Inpired by my curiosity as to whether I could create a model to approximate the way I write in journal entries, I decided to see if I could capture the spirit and poetic whimsy of some of my favorite band's lyrics. This LSTM model was trained on the complete discographies of 7 of my favorite artists:
- The Cure
- Jawbreaker
- Sunny Day Real Estate
- My Chemical Romance
- Blink-182
- Gerard Way
- Lifetime
It functions by probabilistically prediciting the next word after given a sample seed of text!
Lyrics are often impressionistic in nature and their ability to convey emotion within the conetext of a song is often just as important as their narrative function. Coming up with what is effectively poetry, one must have a source of inspiration, a muse of sorts. This model serves this need by harnessing AI to generate creative prompots based on a seed text. It is best used as a spring board to expose the songwriter to new phrases and mental images with which to adapt, rearrange, and combine into their own lyrics. It very much serves as a prompt to get those creative juices flowing.
In order to scrape lyric data, I registered for a client access token for Genius’s API. Using the package “lyricsgenius”, which streamlines the process of pulling information from the Genius API with concise commands. By searching for each artist’s specific ID number, I collected all of the lyrics to each of their entire discographies, then created a corpus dataframe of 1254 different songs in string format.

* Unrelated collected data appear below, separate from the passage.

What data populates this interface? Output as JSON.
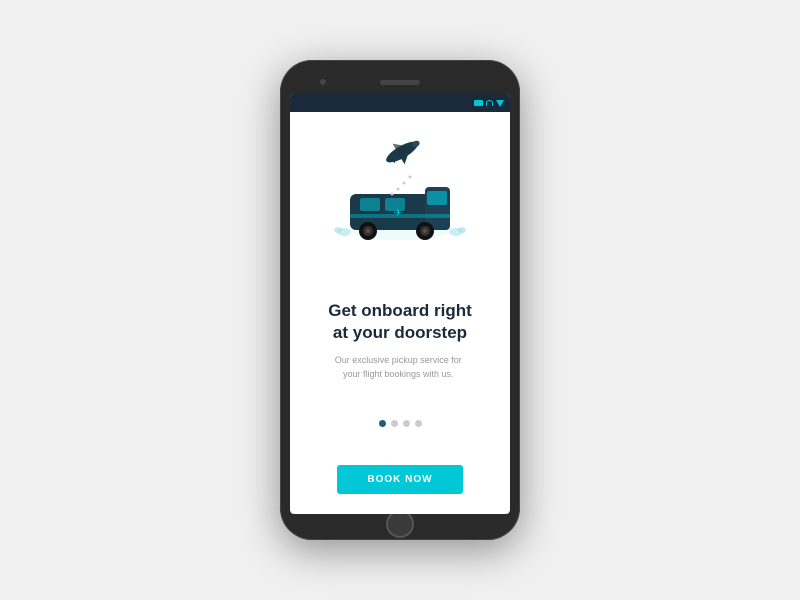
{
  "phone": {
    "statusIcons": [
      "battery",
      "wifi",
      "signal"
    ]
  },
  "screen": {
    "title": "Get onboard right\nat your doorstep",
    "subtitle": "Our exclusive pickup service for your flight bookings with us.",
    "dots": [
      {
        "active": true
      },
      {
        "active": false
      },
      {
        "active": false
      },
      {
        "active": false
      }
    ],
    "bookButton": "BOOK NOW",
    "colors": {
      "accent": "#00c8d7",
      "dark": "#1a2a3a",
      "dotActive": "#1a5f7a",
      "dotInactive": "#ccc"
    }
  }
}
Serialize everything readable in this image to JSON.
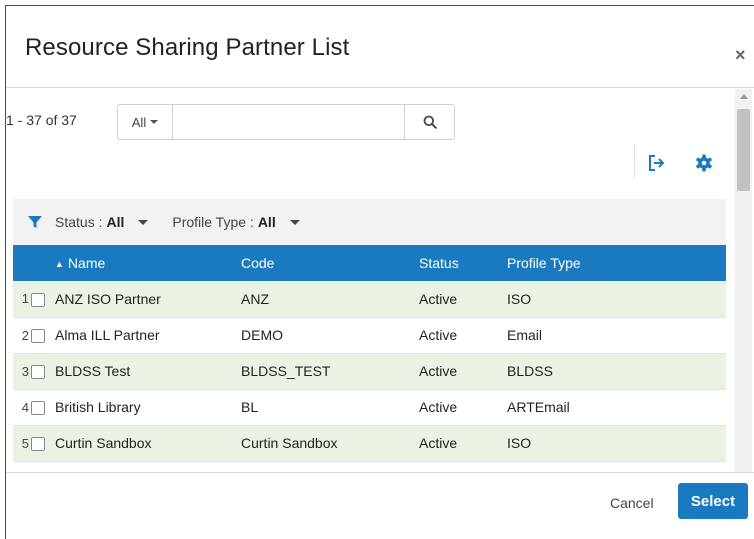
{
  "dialog": {
    "title": "Resource Sharing Partner List",
    "close_glyph": "×"
  },
  "toolbar": {
    "count": "1 - 37 of 37",
    "scope": "All",
    "search_value": "",
    "search_placeholder": "",
    "icons": [
      "search-icon",
      "export-icon",
      "gear-icon"
    ]
  },
  "filters": [
    {
      "label": "Status :",
      "value": "All"
    },
    {
      "label": "Profile Type :",
      "value": "All"
    }
  ],
  "table": {
    "columns": [
      "Name",
      "Code",
      "Status",
      "Profile Type"
    ],
    "sorted_column": "Name",
    "rows": [
      {
        "num": "1",
        "name": "ANZ ISO Partner",
        "code": "ANZ",
        "status": "Active",
        "profile": "ISO"
      },
      {
        "num": "2",
        "name": "Alma ILL Partner",
        "code": "DEMO",
        "status": "Active",
        "profile": "Email"
      },
      {
        "num": "3",
        "name": "BLDSS Test",
        "code": "BLDSS_TEST",
        "status": "Active",
        "profile": "BLDSS"
      },
      {
        "num": "4",
        "name": "British Library",
        "code": "BL",
        "status": "Active",
        "profile": "ARTEmail"
      },
      {
        "num": "5",
        "name": "Curtin Sandbox",
        "code": "Curtin Sandbox",
        "status": "Active",
        "profile": "ISO"
      }
    ]
  },
  "footer": {
    "cancel_label": "Cancel",
    "select_label": "Select"
  },
  "colors": {
    "accent": "#1a7abf",
    "row_stripe": "#eaf2e4",
    "filter_bg": "#f2f2f2"
  }
}
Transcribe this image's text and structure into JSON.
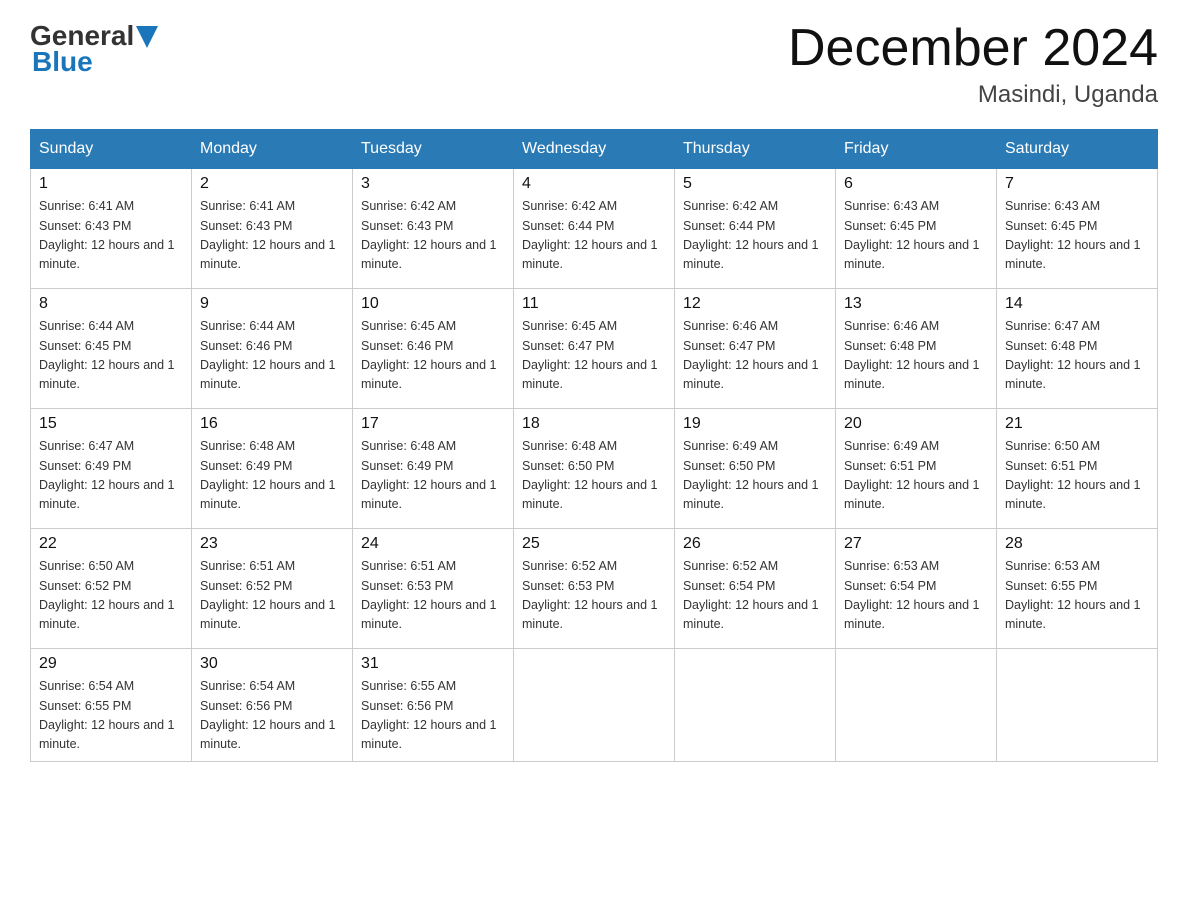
{
  "header": {
    "logo_general": "General",
    "logo_blue": "Blue",
    "title": "December 2024",
    "location": "Masindi, Uganda"
  },
  "days_of_week": [
    "Sunday",
    "Monday",
    "Tuesday",
    "Wednesday",
    "Thursday",
    "Friday",
    "Saturday"
  ],
  "weeks": [
    [
      {
        "day": "1",
        "sunrise": "6:41 AM",
        "sunset": "6:43 PM",
        "daylight": "12 hours and 1 minute."
      },
      {
        "day": "2",
        "sunrise": "6:41 AM",
        "sunset": "6:43 PM",
        "daylight": "12 hours and 1 minute."
      },
      {
        "day": "3",
        "sunrise": "6:42 AM",
        "sunset": "6:43 PM",
        "daylight": "12 hours and 1 minute."
      },
      {
        "day": "4",
        "sunrise": "6:42 AM",
        "sunset": "6:44 PM",
        "daylight": "12 hours and 1 minute."
      },
      {
        "day": "5",
        "sunrise": "6:42 AM",
        "sunset": "6:44 PM",
        "daylight": "12 hours and 1 minute."
      },
      {
        "day": "6",
        "sunrise": "6:43 AM",
        "sunset": "6:45 PM",
        "daylight": "12 hours and 1 minute."
      },
      {
        "day": "7",
        "sunrise": "6:43 AM",
        "sunset": "6:45 PM",
        "daylight": "12 hours and 1 minute."
      }
    ],
    [
      {
        "day": "8",
        "sunrise": "6:44 AM",
        "sunset": "6:45 PM",
        "daylight": "12 hours and 1 minute."
      },
      {
        "day": "9",
        "sunrise": "6:44 AM",
        "sunset": "6:46 PM",
        "daylight": "12 hours and 1 minute."
      },
      {
        "day": "10",
        "sunrise": "6:45 AM",
        "sunset": "6:46 PM",
        "daylight": "12 hours and 1 minute."
      },
      {
        "day": "11",
        "sunrise": "6:45 AM",
        "sunset": "6:47 PM",
        "daylight": "12 hours and 1 minute."
      },
      {
        "day": "12",
        "sunrise": "6:46 AM",
        "sunset": "6:47 PM",
        "daylight": "12 hours and 1 minute."
      },
      {
        "day": "13",
        "sunrise": "6:46 AM",
        "sunset": "6:48 PM",
        "daylight": "12 hours and 1 minute."
      },
      {
        "day": "14",
        "sunrise": "6:47 AM",
        "sunset": "6:48 PM",
        "daylight": "12 hours and 1 minute."
      }
    ],
    [
      {
        "day": "15",
        "sunrise": "6:47 AM",
        "sunset": "6:49 PM",
        "daylight": "12 hours and 1 minute."
      },
      {
        "day": "16",
        "sunrise": "6:48 AM",
        "sunset": "6:49 PM",
        "daylight": "12 hours and 1 minute."
      },
      {
        "day": "17",
        "sunrise": "6:48 AM",
        "sunset": "6:49 PM",
        "daylight": "12 hours and 1 minute."
      },
      {
        "day": "18",
        "sunrise": "6:48 AM",
        "sunset": "6:50 PM",
        "daylight": "12 hours and 1 minute."
      },
      {
        "day": "19",
        "sunrise": "6:49 AM",
        "sunset": "6:50 PM",
        "daylight": "12 hours and 1 minute."
      },
      {
        "day": "20",
        "sunrise": "6:49 AM",
        "sunset": "6:51 PM",
        "daylight": "12 hours and 1 minute."
      },
      {
        "day": "21",
        "sunrise": "6:50 AM",
        "sunset": "6:51 PM",
        "daylight": "12 hours and 1 minute."
      }
    ],
    [
      {
        "day": "22",
        "sunrise": "6:50 AM",
        "sunset": "6:52 PM",
        "daylight": "12 hours and 1 minute."
      },
      {
        "day": "23",
        "sunrise": "6:51 AM",
        "sunset": "6:52 PM",
        "daylight": "12 hours and 1 minute."
      },
      {
        "day": "24",
        "sunrise": "6:51 AM",
        "sunset": "6:53 PM",
        "daylight": "12 hours and 1 minute."
      },
      {
        "day": "25",
        "sunrise": "6:52 AM",
        "sunset": "6:53 PM",
        "daylight": "12 hours and 1 minute."
      },
      {
        "day": "26",
        "sunrise": "6:52 AM",
        "sunset": "6:54 PM",
        "daylight": "12 hours and 1 minute."
      },
      {
        "day": "27",
        "sunrise": "6:53 AM",
        "sunset": "6:54 PM",
        "daylight": "12 hours and 1 minute."
      },
      {
        "day": "28",
        "sunrise": "6:53 AM",
        "sunset": "6:55 PM",
        "daylight": "12 hours and 1 minute."
      }
    ],
    [
      {
        "day": "29",
        "sunrise": "6:54 AM",
        "sunset": "6:55 PM",
        "daylight": "12 hours and 1 minute."
      },
      {
        "day": "30",
        "sunrise": "6:54 AM",
        "sunset": "6:56 PM",
        "daylight": "12 hours and 1 minute."
      },
      {
        "day": "31",
        "sunrise": "6:55 AM",
        "sunset": "6:56 PM",
        "daylight": "12 hours and 1 minute."
      },
      null,
      null,
      null,
      null
    ]
  ]
}
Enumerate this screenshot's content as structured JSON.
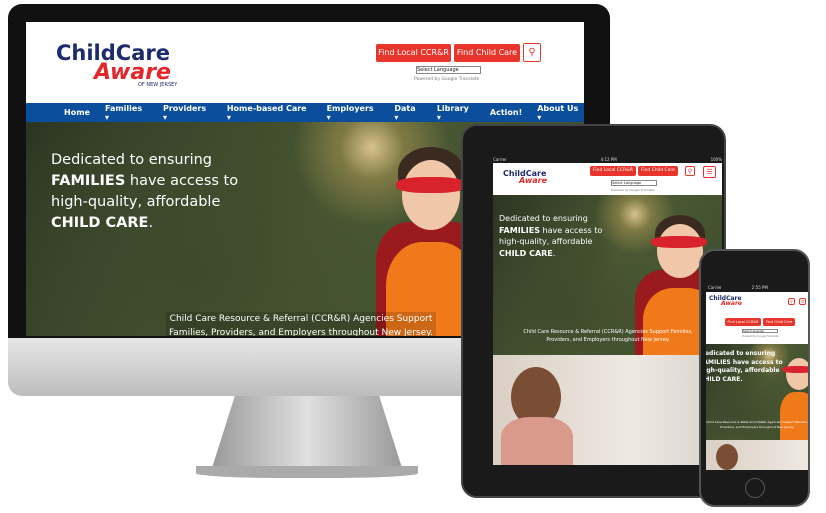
{
  "site": {
    "logo": {
      "line1": "ChildCare",
      "line2": "Aware",
      "line3": "OF NEW JERSEY"
    },
    "buttons": {
      "find_ccrr": "Find Local CCR&R",
      "find_care": "Find Child Care"
    },
    "search_icon": "magnifier-icon",
    "menu_icon": "hamburger-icon",
    "language_select": "Select Language",
    "powered_by": "Powered by Google Translate",
    "nav": [
      "Home",
      "Families ▾",
      "Providers ▾",
      "Home-based Care ▾",
      "Employers ▾",
      "Data ▾",
      "Library ▾",
      "Action!",
      "About Us ▾"
    ],
    "hero": {
      "l1": "Dedicated to ensuring",
      "l2a": "FAMILIES",
      "l2b": " have access to",
      "l3": "high-quality, affordable",
      "l4": "CHILD CARE",
      "l4b": "."
    },
    "subtitle": "Child Care Resource & Referral (CCR&R) Agencies Support Families, Providers, and Employers throughout New Jersey."
  },
  "tablet_status": {
    "carrier": "Carrier",
    "time": "4:12 PM",
    "battery": "100%"
  },
  "phone_status": {
    "carrier": "Carrier",
    "time": "2:55 PM"
  },
  "colors": {
    "nav": "#0b4f9c",
    "button": "#e8352c",
    "logo_blue": "#1d2a6b",
    "logo_red": "#e4262b"
  }
}
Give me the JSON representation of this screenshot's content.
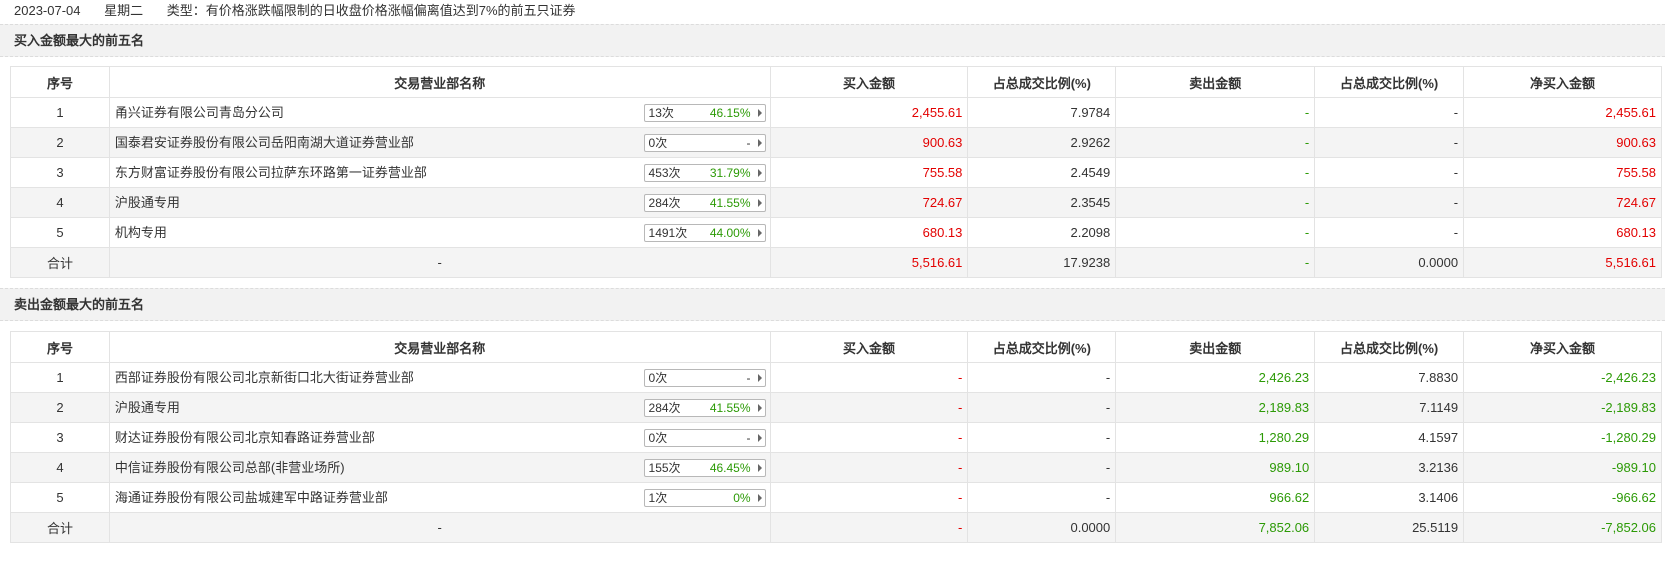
{
  "header": {
    "date": "2023-07-04",
    "weekday": "星期二",
    "type_text": "类型：有价格涨跌幅限制的日收盘价格涨幅偏离值达到7%的前五只证券"
  },
  "columns": [
    "序号",
    "交易营业部名称",
    "买入金额",
    "占总成交比例(%)",
    "卖出金额",
    "占总成交比例(%)",
    "净买入金额"
  ],
  "buy_section": {
    "title": "买入金额最大的前五名",
    "rows": [
      {
        "no": "1",
        "name": "甬兴证券有限公司青岛分公司",
        "times": "13次",
        "rate": "46.15%",
        "buy": "2,455.61",
        "buy_pct": "7.9784",
        "sell": "-",
        "sell_pct": "-",
        "net": "2,455.61"
      },
      {
        "no": "2",
        "name": "国泰君安证券股份有限公司岳阳南湖大道证券营业部",
        "times": "0次",
        "rate": "-",
        "buy": "900.63",
        "buy_pct": "2.9262",
        "sell": "-",
        "sell_pct": "-",
        "net": "900.63"
      },
      {
        "no": "3",
        "name": "东方财富证券股份有限公司拉萨东环路第一证券营业部",
        "times": "453次",
        "rate": "31.79%",
        "buy": "755.58",
        "buy_pct": "2.4549",
        "sell": "-",
        "sell_pct": "-",
        "net": "755.58"
      },
      {
        "no": "4",
        "name": "沪股通专用",
        "times": "284次",
        "rate": "41.55%",
        "buy": "724.67",
        "buy_pct": "2.3545",
        "sell": "-",
        "sell_pct": "-",
        "net": "724.67"
      },
      {
        "no": "5",
        "name": "机构专用",
        "times": "1491次",
        "rate": "44.00%",
        "buy": "680.13",
        "buy_pct": "2.2098",
        "sell": "-",
        "sell_pct": "-",
        "net": "680.13"
      }
    ],
    "total": {
      "label": "合计",
      "name": "-",
      "buy": "5,516.61",
      "buy_pct": "17.9238",
      "sell": "-",
      "sell_pct": "0.0000",
      "net": "5,516.61"
    }
  },
  "sell_section": {
    "title": "卖出金额最大的前五名",
    "rows": [
      {
        "no": "1",
        "name": "西部证券股份有限公司北京新街口北大街证券营业部",
        "times": "0次",
        "rate": "-",
        "buy": "-",
        "buy_pct": "-",
        "sell": "2,426.23",
        "sell_pct": "7.8830",
        "net": "-2,426.23"
      },
      {
        "no": "2",
        "name": "沪股通专用",
        "times": "284次",
        "rate": "41.55%",
        "buy": "-",
        "buy_pct": "-",
        "sell": "2,189.83",
        "sell_pct": "7.1149",
        "net": "-2,189.83"
      },
      {
        "no": "3",
        "name": "财达证券股份有限公司北京知春路证券营业部",
        "times": "0次",
        "rate": "-",
        "buy": "-",
        "buy_pct": "-",
        "sell": "1,280.29",
        "sell_pct": "4.1597",
        "net": "-1,280.29"
      },
      {
        "no": "4",
        "name": "中信证券股份有限公司总部(非营业场所)",
        "times": "155次",
        "rate": "46.45%",
        "buy": "-",
        "buy_pct": "-",
        "sell": "989.10",
        "sell_pct": "3.2136",
        "net": "-989.10"
      },
      {
        "no": "5",
        "name": "海通证券股份有限公司盐城建军中路证券营业部",
        "times": "1次",
        "rate": "0%",
        "buy": "-",
        "buy_pct": "-",
        "sell": "966.62",
        "sell_pct": "3.1406",
        "net": "-966.62"
      }
    ],
    "total": {
      "label": "合计",
      "name": "-",
      "buy": "-",
      "buy_pct": "0.0000",
      "sell": "7,852.06",
      "sell_pct": "25.5119",
      "net": "-7,852.06"
    }
  },
  "colors": {
    "up": "#e30000",
    "down": "#2c9a06",
    "stripe": "#f4f4f4",
    "section_bg": "#f2f2f2"
  }
}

First, I used a function to clean the text by removing punctuation, lowercasing all characters, remove any trailing whitespace, and splitting by line. Next, I used Keras’s Tokenizer to assign a numerical value to each word in the corpus, and then converted each line into a sequence of it’s tokens. Then all of the words were One Hot Encoded to use in training the model as a way to measure the text prediction against the word orders in the actual lyrics. At the end of the preprocessing, the text lyrics from the corpus have been converted to numerical data in sequential format that are now ready to be fed into a model.
Word embeddings are a way to model the relationship between words in a vector (or multidimensional) space. They encode the meanings of words, with words that are closer together having more similar meanings. GloVe (Global Vectors for Word Representation) is an unsupervised learning algorithm that was developed at Stanford University to map out these relationships between words. It maps co-occurrences between words across a whole corpus and generates the embedding from them. I constructed an embedding matrix using GloVe and then created an untrainable embedding layer to use in the model for preserving the relationship between the words.
First, I initialized a sequential model, and added the pretrained GloVe embedding layer as the first layer. Next, a bidirectional LSTM model was added with 20 units in the layer. Then, a dense layer was added with the softmax function as the activation function. The softmax function is used for multiclass probelms and normalizes the network output for the different output classes across a probability distribution. In our case, it is which token should come next in the text generation model. The model was compiled using categorical crossentropy as the loss function as this one is best suited to One Hot Encoding (OHE) problems. The final model was trained over 50 epochs.
Inspired by this clip from 1984 Hair Metal drama Spinal Tap, our seed text was as follows: “I want you to lick my pump baby". Limiting it to 100 words, the algorithm produced:
i want you to lick my pump baby and all the waves is gone to play to bring in me im stuck lie on myself run my heart sit the man that you wants to turn the takes in the virgins and makebelieve moon and over of metal gorgeously that trick that if no to cant at my on us in a glimmering through trees tonight razor better bare next kiss all me showed inside of a bong on the bathroom summers ahh hand some live wearing you aground not needs twenty gripping morning as this is nobody from live of medicine other ways i fought now im
Key phrases include:
- “razor better bare next kiss all me showed inside of a bong on the bathroom summers”
- “ahh hand some live wearing you aground”
- “im stuck lie on myself run my heart sit the man”
While not grammatically correct because the model uses probability to determine the next most likely word, this example shows that indeed, the poetic whimsy and vivid imagery of good lyrics is indeed alive and well within this model.
Seed Text: “Tormented in the bagel shop”
Tormented in the bagel shop variety christened again on bended aiming mansion fleurs nurse both guitar shivering curaetion lyricsinstrumental intro and video that actually much to be to see you she told my fucking golf and kiss meyou might also seeing im against time for the way me by a dancer no he dont would stay to the of darkness exciting like my structure come into the the up and walk in the beating as i going by the things you and all the different ways i was sure though why you believe know there come and let you help it must be coming home
Selected Snippets:
- “variety christened again on bended aiming mansion fleurs”
- “golf and kiss meyou might also seeing im against time”
- “of darkness exciting like my structure come into the the up and walk in the beating”
In order for its function to be expanded past an idea generator, a springboard of inspiration for the songwriter to piggy-back off of, a way to introduce grammatical rules would be necessary. Whether it is achieved through a larger corpus, a greater number of epoch to train over, or an entirely different model architecture, this would be the next step of the process. It is also worth looking into website hosted chatbots so playing with this tool is more readily accessible without having to access the code yourself.